Da sabedoria que vem com a idade, por Sérgio Saraiva

Não pretendia voltar tão cedo ao tema, mas três veteranos das belas letras chamaram minha atenção, e como sempre obedeci aos mais velhos, tratemos novamente da manipulação da informação.

Os três textos comentados aqui estão na Folha de São Paulo de 02ago2015. Deus nos proteja… deste mês de agosto.

Começo com o texto do professor Arnaldo Niskier, “O preço alto da greve”.

Nele, o professor comenta a greve de 90 dias dos professores paulistas do ensino público. Mais precisamente, responsabiliza os professores pelos efeitos deletérios do pós-greve para a educação. Realmente, 90 dias de greve não podem ser compensados nos 30 dias das férias usados para aulas de reposição. Além do que, por óbvio, nesses dias, havia que ser servida a merenda aos alunos e fornecido o transporte escolar. Faltaram ou foram insuficientes.

Onde então o professor desliza? Quem lê o texto de Niskier, se não estiver muito atento, chega a acreditar que o calendário escolar e o fornecimento de alimentação e transporte são responsabilidades dos professores e não do governo estadual. O texto trata, na sua essência e conteúdo, dos professores públicos e não da administração da educação.

O professor reconhece que seus colegas da educação básica ganham muito mal e que a greve é um direito. Mas considera que seja um direito ao qual os professores não deveriam recorrer para não prejudicar os alunos. Como se professor mal pago já não fosse um prejuízo em si mesmo. Preconiza Niskier que os professores deveriam aguardar que se “rediscuta o relacionamento das autoridades com os integrantes do sistema”.

Ora, a greve só durou 90 dias por que o Governador Alckmin se recusou a negociar com os professores. Bastaria a Niskier, para saber disso, ler a própria Folha que comemorou o fim da greve em manchete na primeira página chamando os professores de derrotados.

Aliás, a considerar as declarações de Alckmin sobre a greve dos professores, Niskier estaria falando de uma inexistência.

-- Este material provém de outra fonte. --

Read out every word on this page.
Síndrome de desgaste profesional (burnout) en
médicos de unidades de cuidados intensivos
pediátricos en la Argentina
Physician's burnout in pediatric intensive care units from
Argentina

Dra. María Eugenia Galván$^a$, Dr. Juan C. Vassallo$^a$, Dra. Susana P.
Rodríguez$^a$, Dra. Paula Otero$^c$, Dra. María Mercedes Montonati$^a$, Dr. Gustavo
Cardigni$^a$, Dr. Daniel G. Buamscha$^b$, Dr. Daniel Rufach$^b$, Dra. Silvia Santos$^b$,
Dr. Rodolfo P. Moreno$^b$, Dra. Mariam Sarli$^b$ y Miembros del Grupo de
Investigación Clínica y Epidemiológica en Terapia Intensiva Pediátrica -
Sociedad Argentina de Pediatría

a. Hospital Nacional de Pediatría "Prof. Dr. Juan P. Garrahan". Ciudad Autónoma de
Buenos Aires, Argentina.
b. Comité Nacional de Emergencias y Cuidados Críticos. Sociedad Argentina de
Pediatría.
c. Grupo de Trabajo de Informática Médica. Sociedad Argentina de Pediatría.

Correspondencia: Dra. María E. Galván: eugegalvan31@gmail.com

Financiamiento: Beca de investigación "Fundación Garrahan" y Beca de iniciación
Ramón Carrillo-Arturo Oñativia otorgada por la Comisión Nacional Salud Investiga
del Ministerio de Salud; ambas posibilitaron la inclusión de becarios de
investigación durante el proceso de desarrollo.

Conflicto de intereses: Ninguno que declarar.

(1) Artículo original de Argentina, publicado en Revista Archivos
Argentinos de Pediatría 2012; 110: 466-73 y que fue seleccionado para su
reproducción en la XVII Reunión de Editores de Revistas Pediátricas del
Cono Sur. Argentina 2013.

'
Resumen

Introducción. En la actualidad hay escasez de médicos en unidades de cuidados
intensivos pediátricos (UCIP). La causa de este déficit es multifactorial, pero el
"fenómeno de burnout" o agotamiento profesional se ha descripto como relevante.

Alckmin repetidas vezes declarou que não existia a greve, já que em 95% das escolas estaduais havia aulas.

E como o tema deste post é manipulação da informação, tomo as palavras do governador para cometer a audácia de recomendar um livro ao professor Niskier: “Como mentir com a estatística” de Darrell Huff.

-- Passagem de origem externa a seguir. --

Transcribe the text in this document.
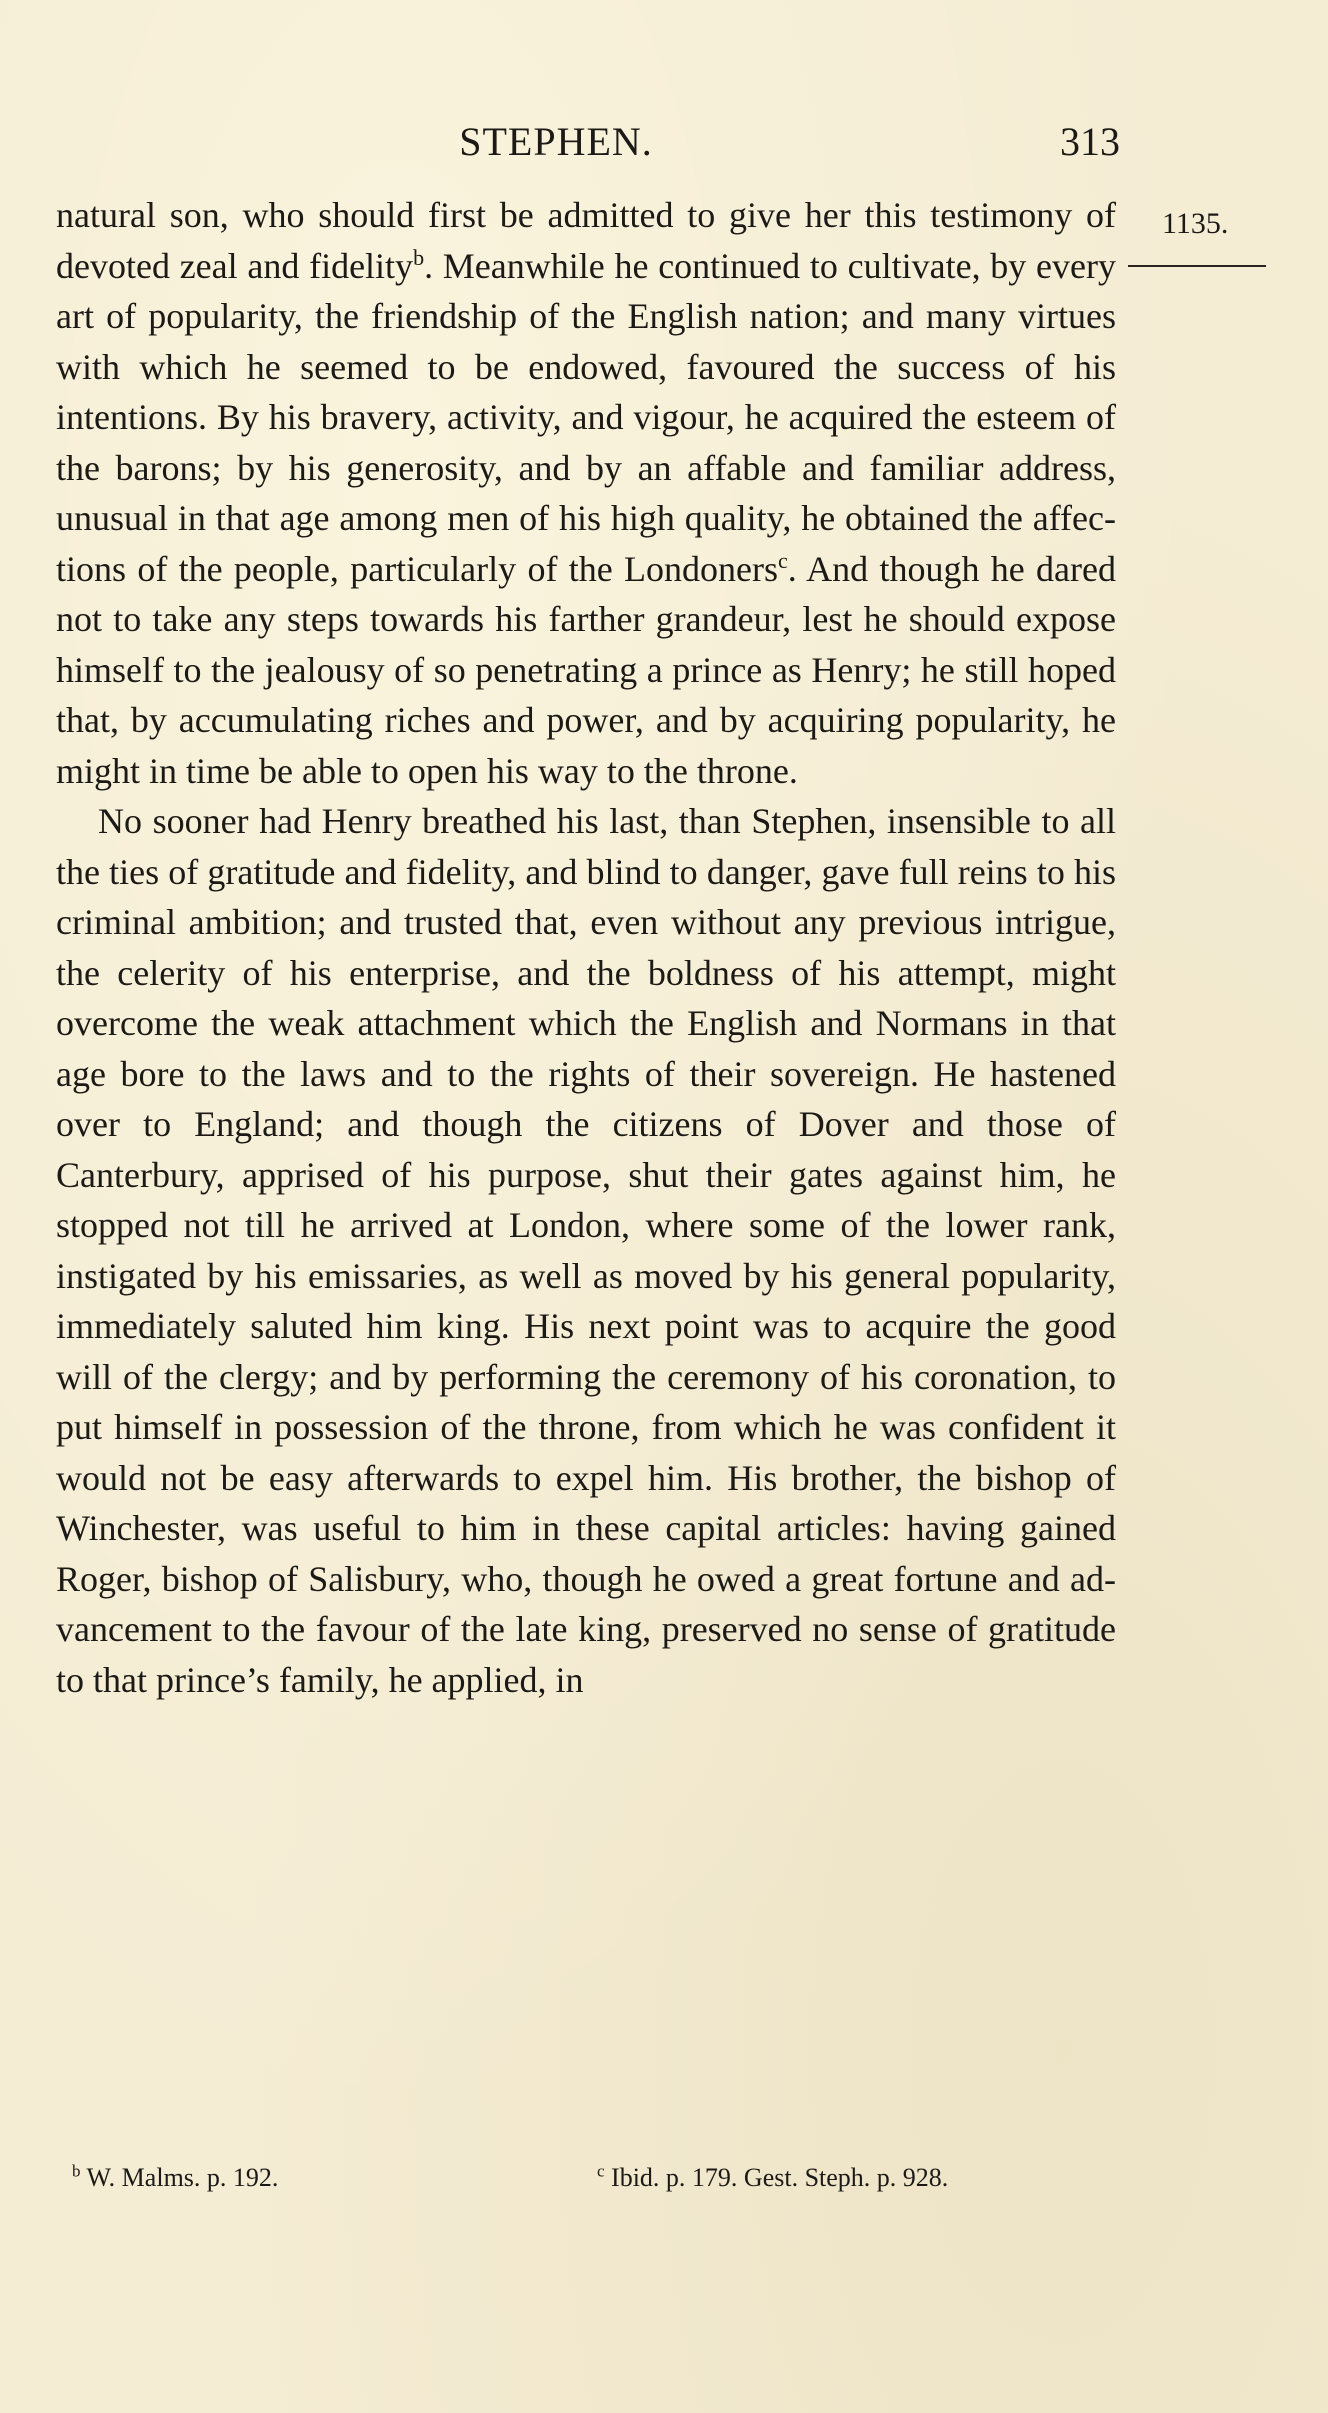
STEPHEN.	313
1135.

natural son, who should first be admitted to give her this testimony of devoted zeal and fidelity$^b$. Meanwhile he continued to cultivate, by every art of popularity, the friendship of the English nation; and many virtues with which he seemed to be endowed, favoured the success of his intentions. By his bravery, activity, and vigour, he acquired the esteem of the barons; by his generosity, and by an affable and familiar address, unusual in that age among men of his high quality, he obtained the affections of the people, particularly of the Londoners$^c$. And though he dared not to take any steps towards his farther grandeur, lest he should expose himself to the jealousy of so penetrating a prince as Henry; he still hoped that, by accumulating riches and power, and by acquiring popularity, he might in time be able to open his way to the throne.

No sooner had Henry breathed his last, than Stephen, insensible to all the ties of gratitude and fidelity, and blind to danger, gave full reins to his criminal ambition; and trusted that, even without any previous intrigue, the celerity of his enterprise, and the boldness of his attempt, might overcome the weak attachment which the English and Normans in that age bore to the laws and to the rights of their sovereign. He hastened over to England; and though the citizens of Dover and those of Canterbury, apprised of his purpose, shut their gates against him, he stopped not till he arrived at London, where some of the lower rank, instigated by his emissaries, as well as moved by his general popularity, immediately saluted him king. His next point was to acquire the good will of the clergy; and by performing the ceremony of his coronation, to put himself in possession of the throne, from which he was confident it would not be easy afterwards to expel him. His brother, the bishop of Winchester, was useful to him in these capital articles: having gained Roger, bishop of Salisbury, who, though he owed a great fortune and advancement to the favour of the late king, preserved no sense of gratitude to that prince’s family, he applied, in

$^b$ W. Malms. p. 192.	$^c$ Ibid. p. 179. Gest. Steph. p. 928.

Mais um detalhe, em nenhum momento de seu texto, o professor Niskier cita o governador Alckmin. Creio que ele julgue que a greve foi apenas dos professores. Afinal, Alckmin foi trabalhar todos os dias.

Prosseguindo com Elio Gaspari.

Ah, meu dileto Elio Gaspari. Cito tanto Gaspari que já começo a despertar desconfianças em meus colegas de boteco.

Pois bem, em seu texto, “O dilema de Dilma”, Gaspari recomenda que a presidente adira à delação premiada na Lava Jato. Gaspari não adianta o que ou quem ele crê que Dilma deveria dedurar. Mas diz que, se não o fizer, Dilma estará cometendo o mesmo erro de Lula que não dedurou José Dirceu e Antonio Palocci, de Collor que não dedurou PC Farias e até do general Figueiredo que não dedurou os responsáveis pelo atentado do Riocentro.

Completando Gaspari, se Dilma sabe de algo condenável em seu governo e, em ralação a isso, nada faz, comete crime de responsabilidade.

Claro, como não vem ao caso, Gaspari não comenta que FHC tampouco dedurou quem deu o dinheiro para pagar R$ 200 mil por voto na compra da emenda da reeleição. Não dedurou igualmente quem, no seu ministério, ganhou dinheiro com a privataria tucana ou quanto Pedro Barusco embolsou de propina na Petrobras no período de 1998 a 2002.

Termino com Carlos Heitor Cony.

Em seu texto, “Marilyn Monroe e a inflação”, Cony responsabiliza Dilma pessoalmente pela inflação atual. E avia a receita do impeachment como único remédio para retomarmos a estabilidade financeira. Cony mostra-se ainda um saudoso da era FHC, período em que insinua que não houve inflação. Há “a inflação que começa a subir e inquietar cada dona de casa” e “tivemos a experiência da inflação anterior ao Plano Real”.

Já de tempos, Cony tem sido bastante duro com Dilma. Não entendia o porquê.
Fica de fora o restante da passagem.